Post by Suranis » Mon Aug 12, 2019 3:16 pm

Parts of The UK Constitution ARE written down, its just not writtin in one single book or list.

https://www.bl.uk/magna-carta/articles/ ... nstitution
For most people, especially abroad, the United Kingdom does not have a constitution at all in the sense most commonly used around the world – a document of fundamental importance setting out the structure of government and its relationship with its citizens. All modern states, saving only the UK, New Zealand and Israel, have adopted a documentary constitution of this kind, the first and most complete model being that of the United States of America in 1788. However, in Britain we certainly say that we have a constitution, but it is one that exists in an abstract sense, comprising a host of diverse laws, practices and conventions that have evolved over a long period of time. The key landmark is the Bill of Rights (1689), which established the supremacy of Parliament over the Crown following the forcible replacement of King James II (r. 1685–88) by William III (r. 1689–1702) and Mary (r. 1689–94) in the Glorious Revolution (1688).

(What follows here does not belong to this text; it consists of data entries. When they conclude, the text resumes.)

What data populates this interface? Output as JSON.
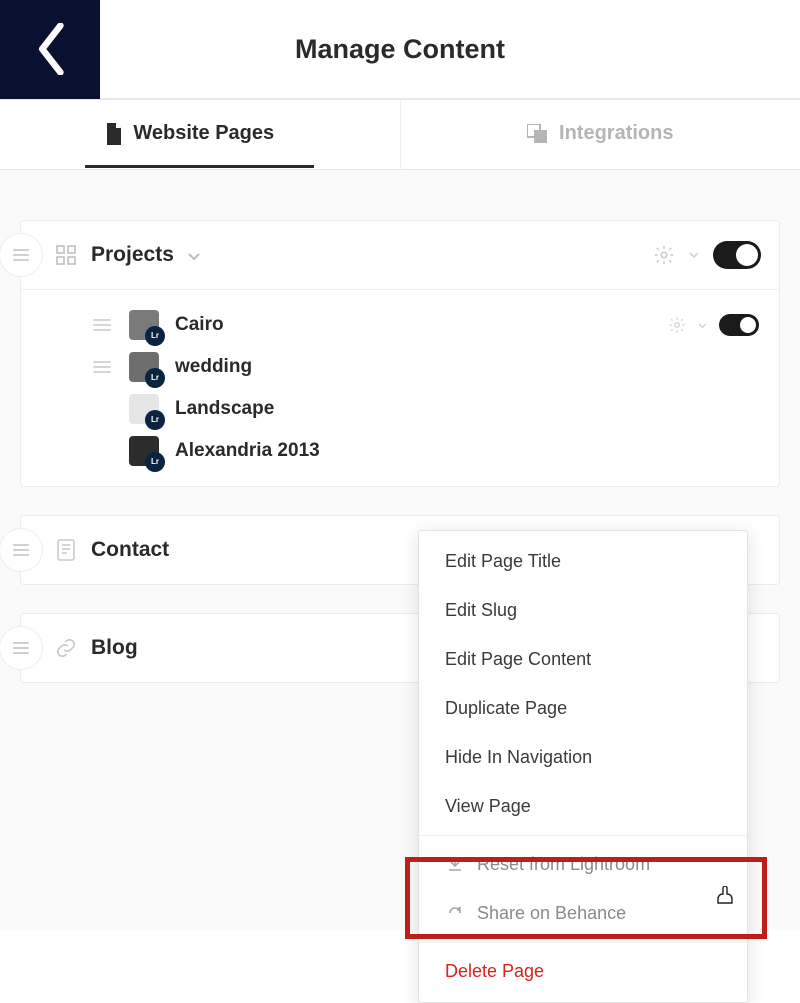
{
  "header": {
    "title": "Manage Content"
  },
  "tabs": [
    {
      "label": "Website Pages",
      "icon": "page-icon",
      "active": true
    },
    {
      "label": "Integrations",
      "icon": "integrations-icon",
      "active": false
    }
  ],
  "sections": {
    "projects": {
      "title": "Projects",
      "toggle_on": true,
      "items": [
        {
          "label": "Cairo",
          "lr": true
        },
        {
          "label": "wedding",
          "lr": true
        },
        {
          "label": "Landscape",
          "lr": true
        },
        {
          "label": "Alexandria 2013",
          "lr": true
        }
      ],
      "first_item_toggle_on": true
    },
    "contact": {
      "title": "Contact"
    },
    "blog": {
      "title": "Blog"
    }
  },
  "menu": {
    "items": [
      {
        "label": "Edit Page Title"
      },
      {
        "label": "Edit Slug"
      },
      {
        "label": "Edit Page Content"
      },
      {
        "label": "Duplicate Page"
      },
      {
        "label": "Hide In Navigation"
      },
      {
        "label": "View Page"
      }
    ],
    "reset": "Reset from Lightroom",
    "share": "Share on Behance",
    "delete": "Delete Page"
  }
}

From a comparative perspective, we have what is known as an ‘unwritten constitution’, although some prefer to describe it as ‘uncodified’ on the basis that many of our laws of a constitutional nature are in fact written down in Acts of Parliament or law reports of court judgments. This aspect of the British constitution, its unwritten nature, is its most distinguishing characteristic.

Another characteristic of the unwritten constitution is the special significance of political customs known as ‘conventions’, which oil the wheels of the relationship between the ancient institutions of state. These are unwritten rules of constitutional practice, vital to our politics, the workings of government, but not committed into law or any written form at all. The very existence of the office of Prime Minister, our head of government, is purely conventional. So is the rule upon which he or she is appointed, being whoever commands the confidence of the House of Commons (the majority party leader, or head of a coalition of parties).

The Monarchy is one of the three components of Parliament (shorthand for the Queen-in-Parliament) along with Commons and Lords. In legal theory, the Queen has absolute and judicially unchallengeable power to refuse her assent to a Bill passed by the two Houses of Parliament. However, convention dictates the precise opposite and in practice she automatically gives her assent to any government Bill that has been duly passed and agreed by Parliament. Another important convention is that government ministers must have a seat in Parliament (and, in the case of the Prime Minister and Chancellor of the Exchequer, specifically in the House of Commons) in order to hold office. This is a vital aspect of what is known as the ‘Westminster system of parliamentary government’, providing a direct form of executive responsibility and accountability to the legislature.
Before people sneer too much at the "conventions" part of the UK constitution, there are the same kind of "Conventions" in Washinton about this and that, which FATUS simply walked through as people realised there was not actually laws on the books to stop him.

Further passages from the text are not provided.